Не лучше ли, чем жить с отцом
и торговать всю жизнь овсом,
заняться выгоднейшим дельцем –
науке время посвятить,
иные страны посетить,
и многих знаний стать владельцем?
Пусть я рискую головой,
но, если буду я живой,
тогда удастся мне, быть может
такие книги привезти,
что, если их перевести,
не будет ничего дороже!»
От этих доводов отец
с ним согласился наконец,
и так сказал: «Ну что же, пробуй!
Я знаю, Марпа, ты упрям, –
не привязать тебя к дверям –
сбежишь ведь, чувствую утробой.
Чтоб ты вернулся невредим
мы часть наследства продадим,
а золото возьмёшь туда ты;
но, чтоб не бедствовать потом
оставлю часть полей и дом,
а ты вези свои трактаты».
 
Ну вот, задачи и ясны –
продать наследство до весны, 
а, между сбытом и торгами,
на изученье языка
налечь усерднее, пока
лежат дороги под снегами.
И Марпа время не терял –
учил, зубрил и повторял
зарывшись в книги и записки,
и, до весны уйдя в ретрит,
учил и хинди, и санскрит,
пока не выучил индийский.
Меж тем с полей сошли снега,
уж не рядились в облака
вершин седые исполины,
блестя на солнце по утрам,
зацвел багульник по горам
и с них весна сошла в долины.
Дороги вскрылись; а когда
его дома, поля, стада
все были проданы, то сборы
уж стало нечего тянуть,
и вскоре вышел Марпа в путь
по перевалам через горы.

Так, от села к селу пешком
он шёл на юг с одним мешком,
всё размышляя, что негоже
ходить далёко одному,
и, что случись беда, ему
никто в дороге не поможет.
Тут Марпе будто повезло –
он, проходя одно село,
услышал как-то на базаре
что есть какой-то идиот
который в Индию идёт,
и он – в селенье Цинесаре.
С ним Марпа свидеться решил
и в то селенье поспешил,
где был приветливо им встречен.
Им оказался некто Ньё,
одет прилично, не в рваньё,
не глуп, учён и обеспечен.
Не думал Марпа в тот момент
что Ньё – скорее конкурент,
чем сотоварищ и сподвижник,
и знал бы Марпа наперёд
кого в поход с собой берёт,
то лучше б взял с собой булыжник.
Но Марпа многого не знал –
не знал, что путь он начинал
в сто раз, чем думал он, длиннее,
что покидает он Тибет
на долгие двенадцать лет,
и это – не его затея.
Но кто тогда бы разглядел,
зачаток многих славных дел
что обретут места в канонах,
в движенье двух усталых стоп
по серпантинам козьих троп
на бесконечных горных склонах.

1.04.2021 г.



*В буддизме различаются три вида страданий: первый – это страдание как таковое, следствие плохой кармы, – старость, болезнь, смерть, а также всё болезненное и неприятное, что приходится терпеть в сансаре.

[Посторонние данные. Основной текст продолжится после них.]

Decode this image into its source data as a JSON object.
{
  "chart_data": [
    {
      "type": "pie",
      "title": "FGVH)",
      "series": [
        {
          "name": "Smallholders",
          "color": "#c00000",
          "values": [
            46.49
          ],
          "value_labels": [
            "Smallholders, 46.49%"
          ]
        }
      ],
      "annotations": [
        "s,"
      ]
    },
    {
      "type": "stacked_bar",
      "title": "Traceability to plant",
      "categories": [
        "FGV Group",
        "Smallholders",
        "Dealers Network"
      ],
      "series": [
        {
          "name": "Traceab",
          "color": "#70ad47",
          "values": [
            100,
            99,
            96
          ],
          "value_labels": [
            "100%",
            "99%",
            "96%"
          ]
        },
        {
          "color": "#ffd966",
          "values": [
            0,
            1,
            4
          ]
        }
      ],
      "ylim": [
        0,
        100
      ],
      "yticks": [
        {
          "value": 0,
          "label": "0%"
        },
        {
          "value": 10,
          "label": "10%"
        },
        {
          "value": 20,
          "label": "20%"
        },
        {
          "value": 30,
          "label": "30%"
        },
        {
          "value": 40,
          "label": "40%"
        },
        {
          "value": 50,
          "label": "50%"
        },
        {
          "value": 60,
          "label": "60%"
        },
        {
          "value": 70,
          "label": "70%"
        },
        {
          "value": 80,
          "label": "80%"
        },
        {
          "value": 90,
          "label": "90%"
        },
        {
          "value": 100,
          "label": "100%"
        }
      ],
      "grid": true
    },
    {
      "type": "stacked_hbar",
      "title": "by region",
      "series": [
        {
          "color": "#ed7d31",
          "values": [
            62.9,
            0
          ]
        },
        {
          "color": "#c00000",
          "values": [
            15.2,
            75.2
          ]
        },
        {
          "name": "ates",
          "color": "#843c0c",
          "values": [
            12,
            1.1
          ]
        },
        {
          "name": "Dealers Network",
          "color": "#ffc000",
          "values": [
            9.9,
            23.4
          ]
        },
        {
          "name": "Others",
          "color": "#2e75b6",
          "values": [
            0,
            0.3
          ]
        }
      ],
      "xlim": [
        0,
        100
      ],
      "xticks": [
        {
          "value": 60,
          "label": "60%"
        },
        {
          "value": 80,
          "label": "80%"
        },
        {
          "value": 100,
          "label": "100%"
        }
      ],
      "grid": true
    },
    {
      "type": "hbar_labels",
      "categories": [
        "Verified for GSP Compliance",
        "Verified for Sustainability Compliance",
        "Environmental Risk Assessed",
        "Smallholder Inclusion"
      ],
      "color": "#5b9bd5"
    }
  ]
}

Второй вид – страдание непостоянства, следствие хорошей кармы, – вызвано неизбежностью расставания со всем приятным, любимым, привычным.  Третий вид страданий – следствие неведения, томление не просветлённого ума из-за отсутствия духовного «света» в жизни. Выражается в виде апатии, тоски, скуки, пресыщенности, чувства неволи.